Başkanı Ferit Şahenk’e önceki Meclis Başkanlarında Köksal
Toptan’ın TBMM Hizmet Ödülü verdiği Doğuş Grubu ve Total Benzincisi gibi
firmaların kamusal alana tecavüz ederek yaptıkları yolsuzlukları önlemek için
adeta bir savaş veriyorum…
Başımda Türkiye yazılı bir kırmızı şapka ile, “Çalışmanın En Yücesi Ulus için Olanıdır,
Kemal Atatürk”, “Sorun Bencillik
Çözüm Sencilik” ve ön yüzünde “Yurdu ve milleti özden çok sevme ilkesi”
arka yüzünde “Yetmiş Milyonluk Aile,
Türkiye “ yazılı önlükleri giyerek, bir megafonla halka seslenerek ve “yeşili bekle lütfen”, “sağdan lütfen” yazılı pankartları
kullanarak yaptığım bu çalışmaları izleyenler; “keşke herkes senin gibi olsa”, “sen ibadet ediyorsun”, “insanlık
için çalışıyorsun”, “Allah senden
razı olsun”. “seni çok seviyoruz”
diyorlar, alkışlıyorlar…
Bodrum’un Turgutreis Beldesinde 1990 yılında başlattığım, aşağıda
sözü edilen yürüyüşü yaparken konakladığım İstanbul, Ankara, İzmir, Çanakkale,
Tekirdağ, Kocaeli, Yalova, Bursa, İnegöl, Eskişehir gibi illerde ve Bodrum,
Ayvalık gibi ilçelerde ve farklı zamanlarda Konya ve Çorumda da yaptığım bu tür
işleri hâlâ sürdürüyorum…
Türkiye Cumhuriyet Devletini dış borç yükünden (İMF
Boyunduruğu’ndan) kurtarmak için bir kampanya başlatmak istedim. Bu amaçla 3
Eylül 2001 tarihinde Başbakanlığa başvurdum.

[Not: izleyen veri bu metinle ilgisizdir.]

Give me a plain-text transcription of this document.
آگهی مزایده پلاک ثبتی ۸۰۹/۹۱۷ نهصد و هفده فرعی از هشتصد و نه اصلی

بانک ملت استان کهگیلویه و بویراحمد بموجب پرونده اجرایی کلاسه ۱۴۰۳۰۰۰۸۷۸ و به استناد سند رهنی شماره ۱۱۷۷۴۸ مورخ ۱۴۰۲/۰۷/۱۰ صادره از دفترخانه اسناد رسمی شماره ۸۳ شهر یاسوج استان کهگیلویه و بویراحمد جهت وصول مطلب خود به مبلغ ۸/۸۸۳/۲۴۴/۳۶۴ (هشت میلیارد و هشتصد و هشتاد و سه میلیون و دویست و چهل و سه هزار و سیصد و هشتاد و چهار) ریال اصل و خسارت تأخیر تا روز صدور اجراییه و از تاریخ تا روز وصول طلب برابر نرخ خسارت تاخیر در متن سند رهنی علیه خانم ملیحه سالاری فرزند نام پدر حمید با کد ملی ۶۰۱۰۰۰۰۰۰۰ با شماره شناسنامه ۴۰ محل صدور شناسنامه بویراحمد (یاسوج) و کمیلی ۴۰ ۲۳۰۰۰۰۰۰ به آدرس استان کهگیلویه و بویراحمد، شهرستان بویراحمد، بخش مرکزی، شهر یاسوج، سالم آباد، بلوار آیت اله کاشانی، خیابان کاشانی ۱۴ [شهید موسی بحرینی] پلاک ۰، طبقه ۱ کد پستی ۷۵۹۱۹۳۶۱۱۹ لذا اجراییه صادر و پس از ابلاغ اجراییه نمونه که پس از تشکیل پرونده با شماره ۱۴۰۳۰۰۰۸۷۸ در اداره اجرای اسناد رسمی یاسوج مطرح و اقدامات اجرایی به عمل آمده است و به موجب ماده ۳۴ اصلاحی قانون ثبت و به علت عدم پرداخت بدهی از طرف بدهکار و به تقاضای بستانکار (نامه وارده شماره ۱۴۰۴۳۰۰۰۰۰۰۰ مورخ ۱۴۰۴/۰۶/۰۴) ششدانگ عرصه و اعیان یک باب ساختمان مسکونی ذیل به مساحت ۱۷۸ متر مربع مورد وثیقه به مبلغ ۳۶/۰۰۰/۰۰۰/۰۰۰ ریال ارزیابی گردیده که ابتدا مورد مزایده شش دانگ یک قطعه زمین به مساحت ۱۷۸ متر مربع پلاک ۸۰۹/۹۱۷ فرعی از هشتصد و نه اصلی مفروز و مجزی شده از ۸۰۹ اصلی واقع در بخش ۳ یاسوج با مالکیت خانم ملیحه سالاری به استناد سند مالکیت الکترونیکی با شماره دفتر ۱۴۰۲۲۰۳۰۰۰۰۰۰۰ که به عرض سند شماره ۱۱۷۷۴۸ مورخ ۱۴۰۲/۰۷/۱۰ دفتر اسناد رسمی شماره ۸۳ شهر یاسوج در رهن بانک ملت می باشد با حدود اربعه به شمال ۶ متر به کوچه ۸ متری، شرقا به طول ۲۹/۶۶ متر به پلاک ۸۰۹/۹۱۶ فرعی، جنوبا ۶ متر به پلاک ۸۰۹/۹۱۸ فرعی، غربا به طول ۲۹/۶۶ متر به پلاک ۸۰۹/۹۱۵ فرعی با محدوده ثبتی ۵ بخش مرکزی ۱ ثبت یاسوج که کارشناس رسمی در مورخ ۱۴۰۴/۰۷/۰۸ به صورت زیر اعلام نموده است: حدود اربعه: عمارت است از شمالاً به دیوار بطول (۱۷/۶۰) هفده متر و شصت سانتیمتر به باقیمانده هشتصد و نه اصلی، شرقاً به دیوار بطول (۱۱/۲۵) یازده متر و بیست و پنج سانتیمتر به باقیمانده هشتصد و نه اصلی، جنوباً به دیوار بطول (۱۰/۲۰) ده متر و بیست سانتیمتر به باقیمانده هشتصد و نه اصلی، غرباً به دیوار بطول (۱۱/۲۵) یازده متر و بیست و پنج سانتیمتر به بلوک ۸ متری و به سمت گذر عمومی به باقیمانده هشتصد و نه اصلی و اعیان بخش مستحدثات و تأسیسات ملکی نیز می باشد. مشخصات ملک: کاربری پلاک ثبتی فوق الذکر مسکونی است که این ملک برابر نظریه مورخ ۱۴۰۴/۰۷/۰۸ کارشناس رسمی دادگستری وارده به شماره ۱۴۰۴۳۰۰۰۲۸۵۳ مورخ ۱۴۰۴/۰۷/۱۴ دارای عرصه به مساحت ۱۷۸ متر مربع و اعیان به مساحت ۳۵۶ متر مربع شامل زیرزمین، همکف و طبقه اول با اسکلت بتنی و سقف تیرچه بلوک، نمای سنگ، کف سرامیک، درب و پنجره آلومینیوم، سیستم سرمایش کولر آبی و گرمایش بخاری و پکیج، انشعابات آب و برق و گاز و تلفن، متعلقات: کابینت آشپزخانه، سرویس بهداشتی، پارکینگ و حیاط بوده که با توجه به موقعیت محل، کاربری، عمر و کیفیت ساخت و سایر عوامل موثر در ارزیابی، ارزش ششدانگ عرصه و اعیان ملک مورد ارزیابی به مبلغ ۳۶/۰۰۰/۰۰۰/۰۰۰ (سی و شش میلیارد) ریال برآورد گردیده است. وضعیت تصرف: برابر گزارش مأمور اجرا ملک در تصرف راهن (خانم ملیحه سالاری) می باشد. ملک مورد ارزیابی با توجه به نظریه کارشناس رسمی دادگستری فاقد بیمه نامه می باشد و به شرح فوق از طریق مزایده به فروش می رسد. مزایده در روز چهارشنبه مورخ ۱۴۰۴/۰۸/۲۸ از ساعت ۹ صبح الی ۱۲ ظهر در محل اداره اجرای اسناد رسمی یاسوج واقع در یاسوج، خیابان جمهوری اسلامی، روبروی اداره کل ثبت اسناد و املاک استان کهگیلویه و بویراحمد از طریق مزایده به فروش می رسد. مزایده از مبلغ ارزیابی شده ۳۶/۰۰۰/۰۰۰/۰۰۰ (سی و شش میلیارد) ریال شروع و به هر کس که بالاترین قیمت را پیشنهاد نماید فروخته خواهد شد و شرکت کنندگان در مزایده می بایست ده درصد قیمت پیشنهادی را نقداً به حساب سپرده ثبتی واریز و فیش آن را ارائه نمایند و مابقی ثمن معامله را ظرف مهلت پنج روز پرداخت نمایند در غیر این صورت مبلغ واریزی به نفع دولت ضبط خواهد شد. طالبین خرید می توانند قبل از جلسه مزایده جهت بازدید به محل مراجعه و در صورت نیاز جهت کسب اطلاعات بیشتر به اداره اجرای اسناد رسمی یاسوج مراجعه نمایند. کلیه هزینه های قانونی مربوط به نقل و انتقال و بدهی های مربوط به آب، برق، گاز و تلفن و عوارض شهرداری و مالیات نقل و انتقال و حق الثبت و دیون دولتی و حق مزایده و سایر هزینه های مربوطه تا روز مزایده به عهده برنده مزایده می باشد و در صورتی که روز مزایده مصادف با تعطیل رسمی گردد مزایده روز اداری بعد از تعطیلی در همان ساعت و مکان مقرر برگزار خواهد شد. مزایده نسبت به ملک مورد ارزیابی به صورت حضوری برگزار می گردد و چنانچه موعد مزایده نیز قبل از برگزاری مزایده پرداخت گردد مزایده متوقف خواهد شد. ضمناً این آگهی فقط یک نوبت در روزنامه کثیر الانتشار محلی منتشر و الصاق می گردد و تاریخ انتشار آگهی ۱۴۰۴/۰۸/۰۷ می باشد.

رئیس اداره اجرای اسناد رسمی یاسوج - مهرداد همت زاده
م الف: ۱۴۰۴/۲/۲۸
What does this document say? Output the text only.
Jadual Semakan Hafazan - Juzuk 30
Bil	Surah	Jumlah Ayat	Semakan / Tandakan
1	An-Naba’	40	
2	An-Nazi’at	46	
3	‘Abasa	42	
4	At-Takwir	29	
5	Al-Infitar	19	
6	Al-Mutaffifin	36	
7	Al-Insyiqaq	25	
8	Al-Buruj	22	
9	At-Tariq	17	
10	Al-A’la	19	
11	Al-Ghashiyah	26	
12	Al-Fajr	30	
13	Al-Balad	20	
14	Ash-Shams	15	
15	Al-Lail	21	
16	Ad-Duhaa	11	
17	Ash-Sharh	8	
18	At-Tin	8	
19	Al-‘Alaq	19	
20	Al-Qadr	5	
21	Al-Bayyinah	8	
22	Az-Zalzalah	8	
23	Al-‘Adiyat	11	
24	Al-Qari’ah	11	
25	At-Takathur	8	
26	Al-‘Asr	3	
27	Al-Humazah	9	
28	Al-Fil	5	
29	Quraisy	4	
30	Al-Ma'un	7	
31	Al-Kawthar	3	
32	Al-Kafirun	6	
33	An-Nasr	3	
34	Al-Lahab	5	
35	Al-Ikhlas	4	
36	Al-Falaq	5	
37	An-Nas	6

Bu başvuruyla bağlantılı olarak,
Bodrum’dan hareketle İzmir, Çanakkale, Tekirdağ, İstanbul, Kocaeli, Yalova,
Bursa, Bilecik, Eskişehir güzergâhı üzerinden Ankara’ya “yurttaşlığa çağrı yürüyüşü” yaptım.
SONUÇ OLARAK:
Geleceğin: “Çevrenin kirletilmediği, tüketim çılgınlığının sona erdiği;. Trafik
kurallarının ihlâl edilmediği, sağlığa aykırı alışkanlıkların edinilmediği /
varsa terk edildiği;, Verginin
kaçırılmadığı, (kul hakkının yenmediği) rüşvetin alınmadığı / verilmediği; Milli
servetin korunduğu, iş ahlakına saygı gösterildiği, (Ahilik Ruhu’nun ihya
edildiği) İmar Yasası’na aykırı işlerin yapılmadığı, her
şeyin devletten beklenmediği, yolsuzlukların sona erdiği Türkiye’sini” inşa
etmek için varımla, yoğumla çalışıyorum.
Tanısını koymanızı, beni
kurtarmanızı beklediğim hastalığım özetle budur.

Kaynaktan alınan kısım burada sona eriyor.